Tom Young, VP of Sales at BMC Software, joins Matt Benelli to challenge outdated assumptions about how enterprise sales should work. Drawing on decades of experience and a recent moment on the other side of a buying decision, Tom reveals how sellers often leave buyers to navigate complex purchasing decisions alone, leading to stalled deals, weak adoption, and low rep confidence. The problem isn’t buyer intent. It’s a lack of structure, coaching, and guidance.
This conversation gets tactical and strategic. Tom breaks down the myth that buyers know how to buy, why seller-led engagement models outperform passive following, and how high-performing FLMs simplify complexity through coaching, not control. CROs and sales leaders will appreciate the clear through line: when managers teach reps how to lead a buying journey, not just chase a number, sales cycles shorten, win rates improve, and performance becomes repeatable. If you’re building a scalable sales org, this is a must-listen.
The Myth CROs Can’t Afford to Believe
Enterprise buyers don’t know how to buy.
We assume they do, especially if we’re talking to a C-level stakeholder or someone who’s been around the block. But even experienced champions don’t always know who needs to be involved, how the money flows, or what internal hurdles exist. That assumption that the buyer has a process leads to reactive selling.
As Tom said, “I didn’t know who my EB really was. I didn’t know how to get it funded. I didn’t have a plan. I needed someone to guide me.”
Reps Don’t Need More Tools. They Need to Own the Engagement.
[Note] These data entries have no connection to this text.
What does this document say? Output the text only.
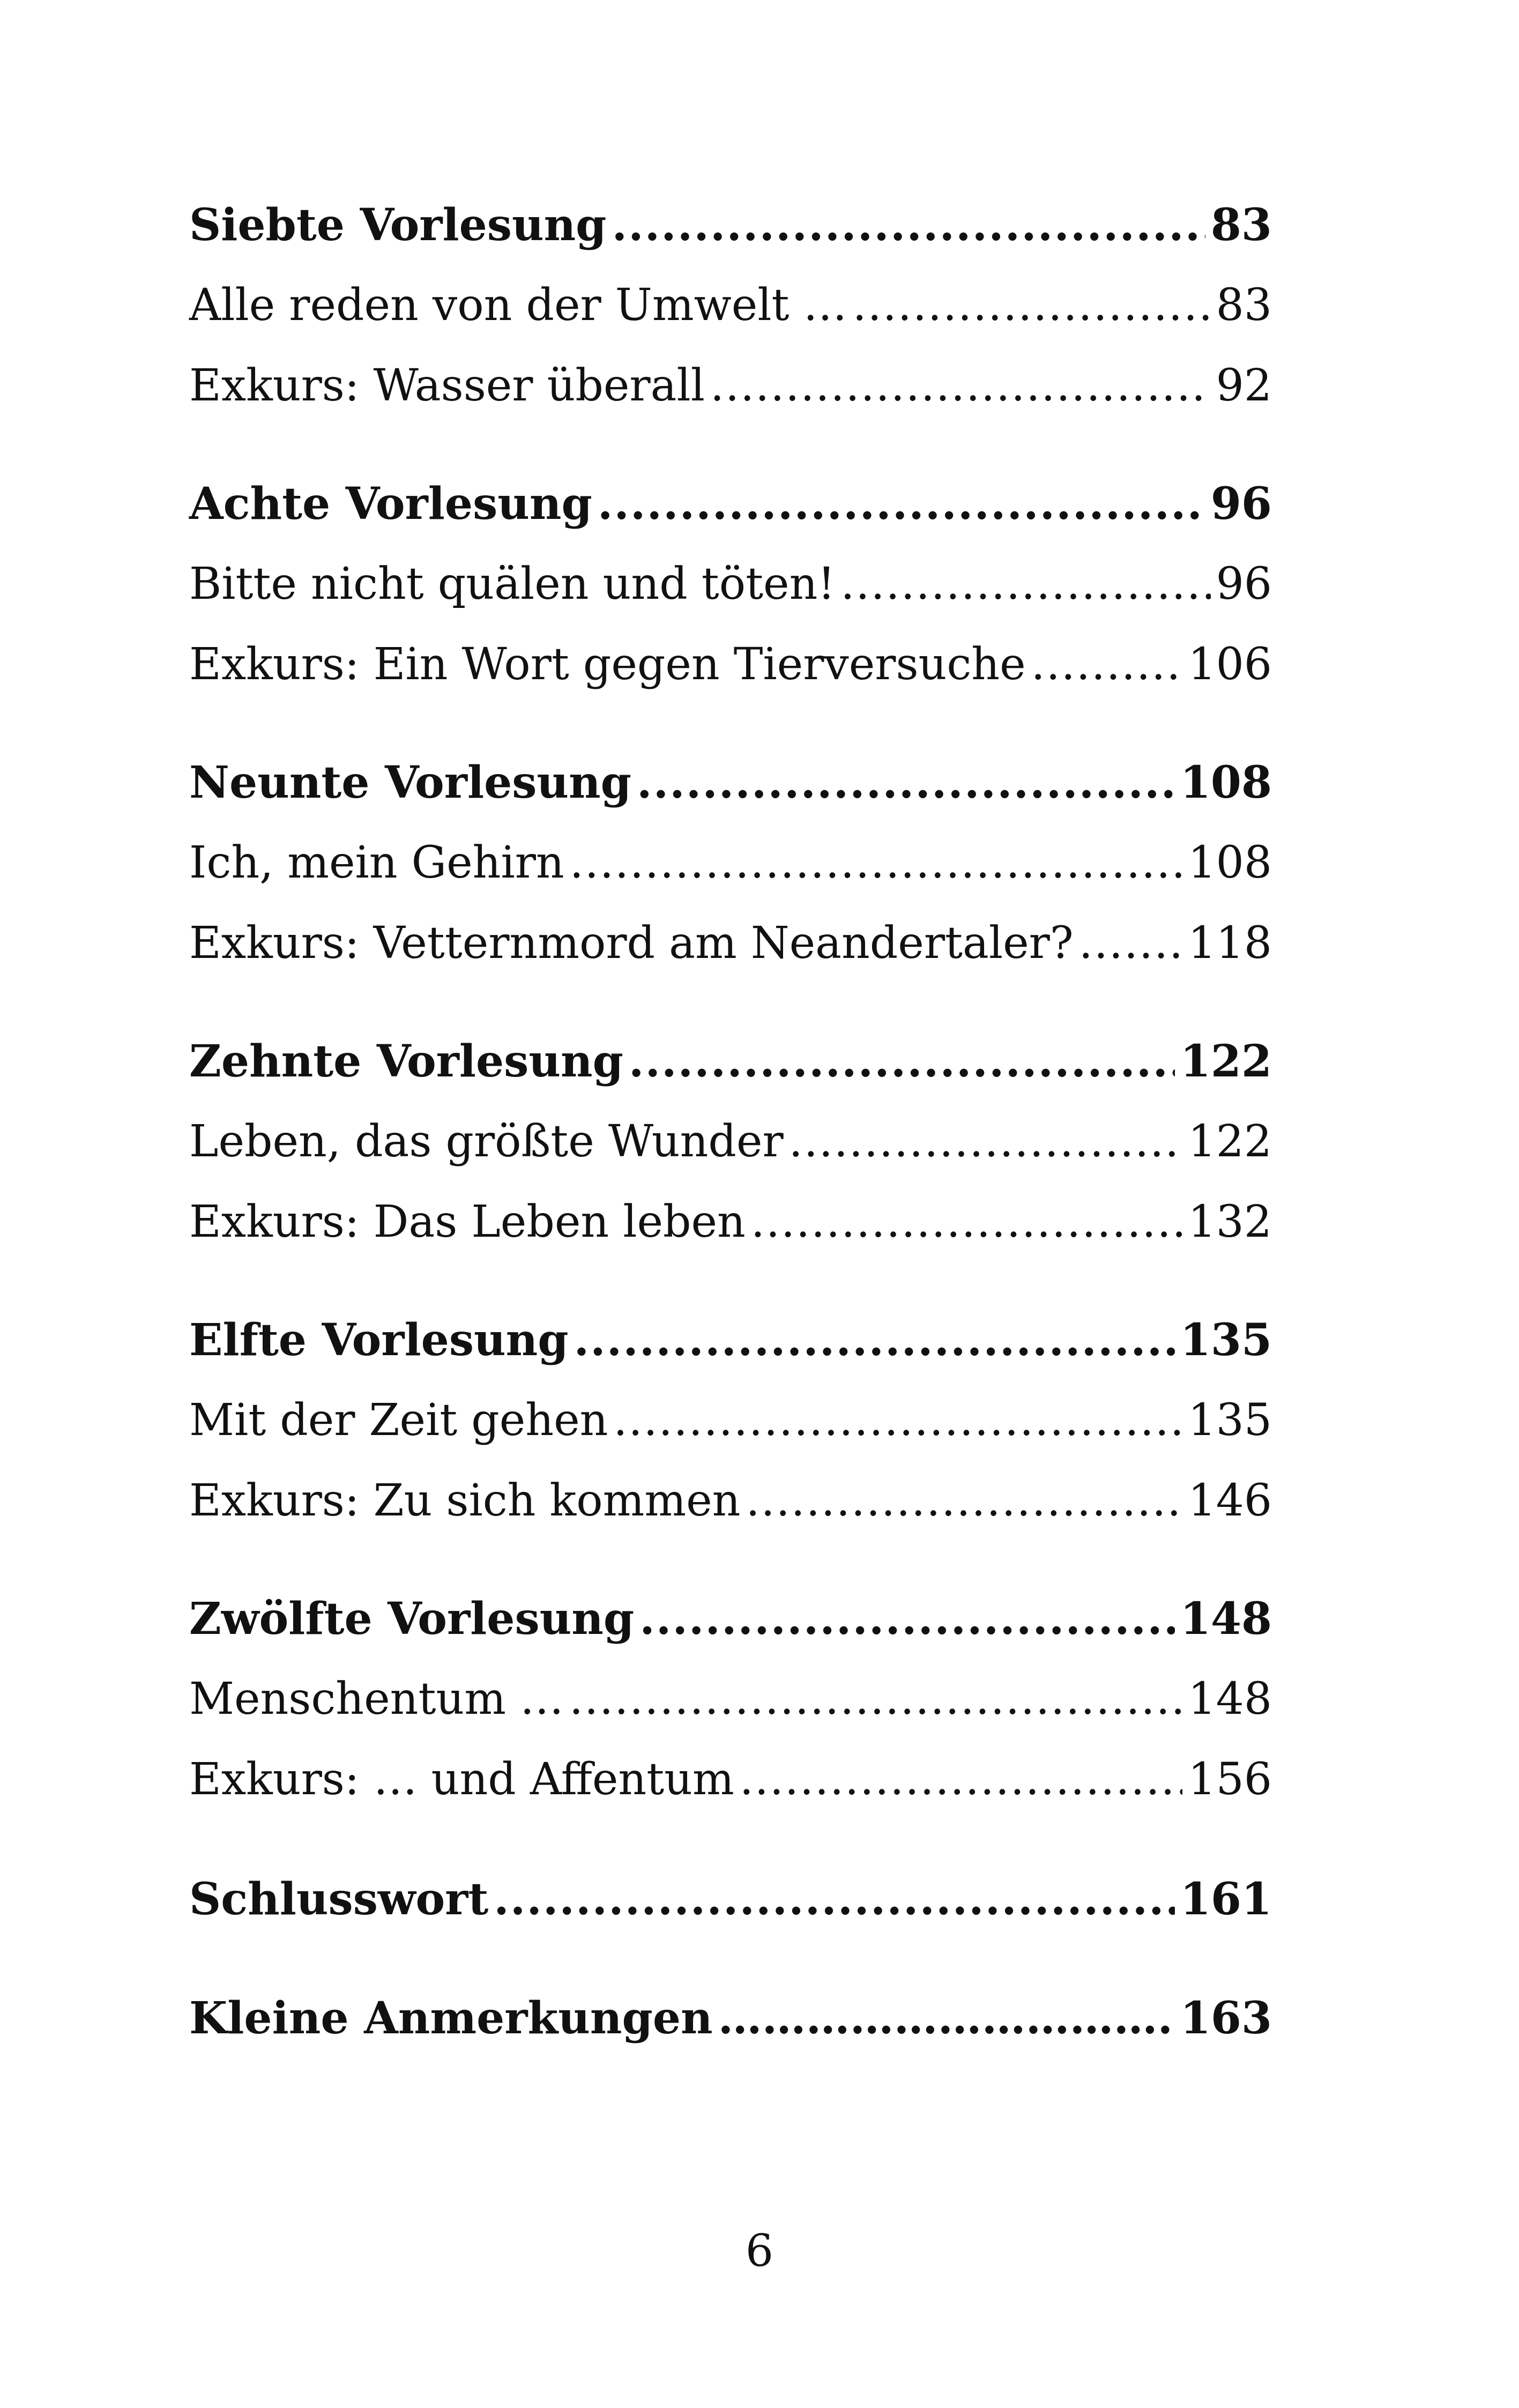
Siebte Vorlesung .....	83
Alle reden von der Umwelt … .....	83
Exkurs: Wasser überall .....	92
Achte Vorlesung .....	96
Bitte nicht quälen und töten! .....	96
Exkurs: Ein Wort gegen Tierversuche .....	106
Neunte Vorlesung .....	108
Ich, mein Gehirn .....	108
Exkurs: Vetternmord am Neandertaler? .....	118
Zehnte Vorlesung .....	122
Leben, das größte Wunder .....	122
Exkurs: Das Leben leben .....	132
Elfte Vorlesung .....	135
Mit der Zeit gehen .....	135
Exkurs: Zu sich kommen .....	146
Zwölfte Vorlesung .....	148
Menschentum … .....	148
Exkurs: … und Affentum .....	156
Schlusswort .....	161
Kleine Anmerkungen ……………………………………………………………………………………………………………………………………………………………………	163
6
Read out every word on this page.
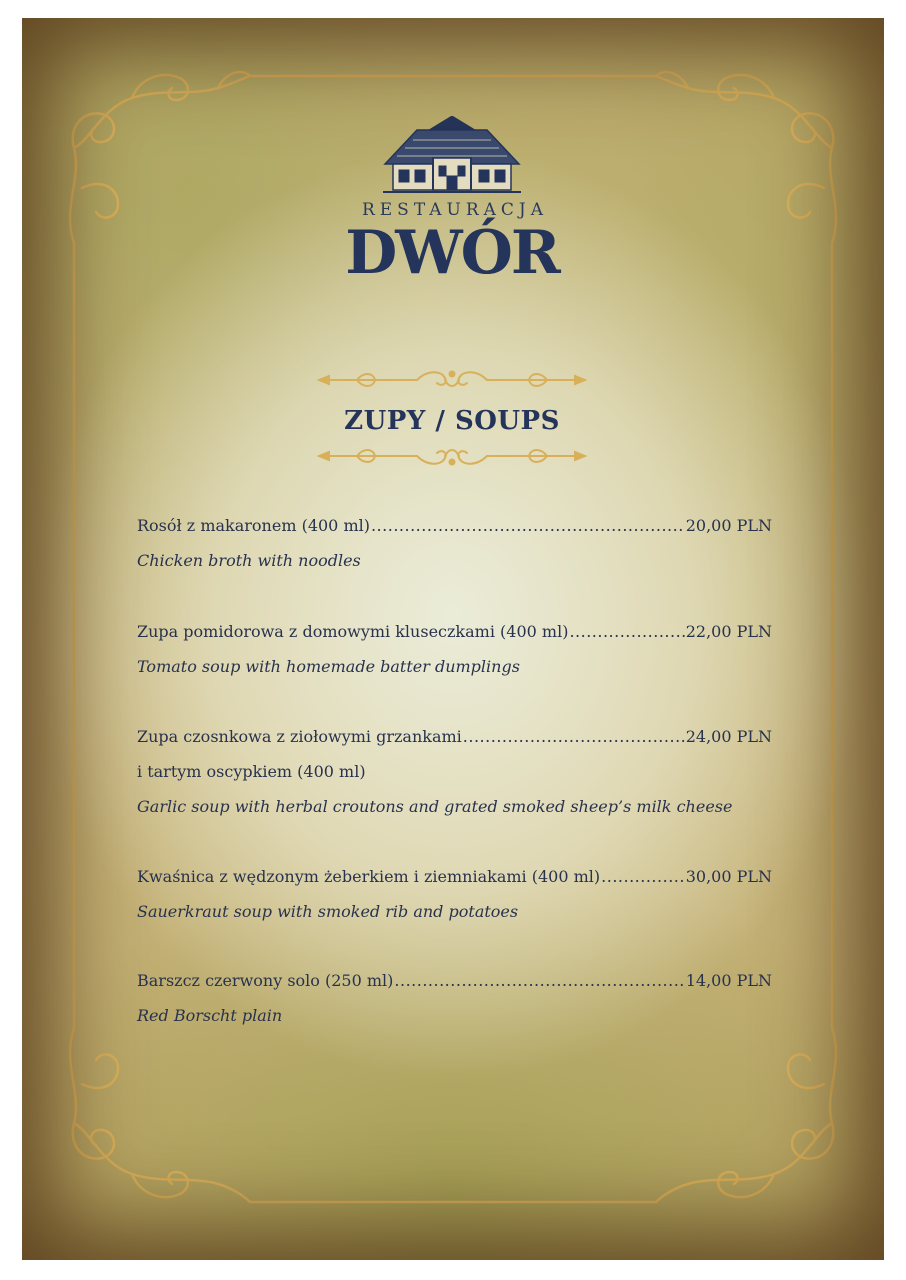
RESTAURACJA
DWÓR
ZUPY / SOUPS
Rosół z makaronem (400 ml) .....	20,00 PLN
Chicken broth with noodles
Zupa pomidorowa z domowymi kluseczkami (400 ml) .....	22,00 PLN
Tomato soup with homemade batter dumplings
Zupa czosnkowa z ziołowymi grzankami .....	24,00 PLN
i tartym oscypkiem (400 ml)
Garlic soup with herbal croutons and grated smoked sheep’s milk cheese
Kwaśnica z wędzonym żeberkiem i ziemniakami (400 ml) .....	30,00 PLN
Sauerkraut soup with smoked rib and potatoes
Barszcz czerwony solo (250 ml) .....	14,00 PLN
Red Borscht plain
Here’s what high-performing reps and their managers do differently: they sell the engagement model, not just the product.
Tom’s best-performing sellers start their process by walking buyers through a series of steps: investigation, technical validation, internal alignment, and go-live planning. They call it what it is, a decision framework. And they get buyers to opt in. It’s not a sales cycle dictated by internal CRM stages. It’s a mutual plan to reach an outcome.
This shift has real consequences:
- Faster sales cycles
- Higher win rates
- Fewer “no decisions”
It gives buyers clarity, builds internal consensus, and gives the rep control, not in a pushy way but as a trusted guide through a complex decision.
Managers Make or Break the Model
The framing matters.
Sellers can’t do this if their managers are stuck chasing forecast updates, doing deal reviews disguised as coaching, and checking boxes in their CRM. Tom was blunt: when reps are left to figure it out on their own, deals stall. When managers coach the engagement model, not the number, performance lifts.
That means:
- One-on-ones aren’t for pipeline inspection. They’re for coaching skills that improve pipeline health.
- Mutual action plans aren’t glorified close plans. They should end with a go-live celebration, not a PO date.
- FLMs need frameworks, not “tips and tricks.” They need to know how to run a process, hold reps accountable, and develop people without micromanaging.
If that’s not happening, it’s not a problem with sales execution; it’s a problem with leadership design.
What CROs Should Be Asking
If you’re the CRO, you must institutionalize this shift. Start by asking yourself:
- Are my managers actually coaching, or just doing forecast triage?
- Can our sellers walk a buyer through the steps of an effective decision-making process?
- Do our 1:1s have structure? Are they driving skill development or just checking activity?
- Are reps learning how to sell the engagement, or just how to pitch the product?
The bottom line: your team’s performance is only as scalable as your frontline managers’ ability to coach.
Tom summed it up best: “Our job isn’t to sell the product. It’s to ensure the outcome.”
That starts by teaching your reps how to lead buyers, not chase them.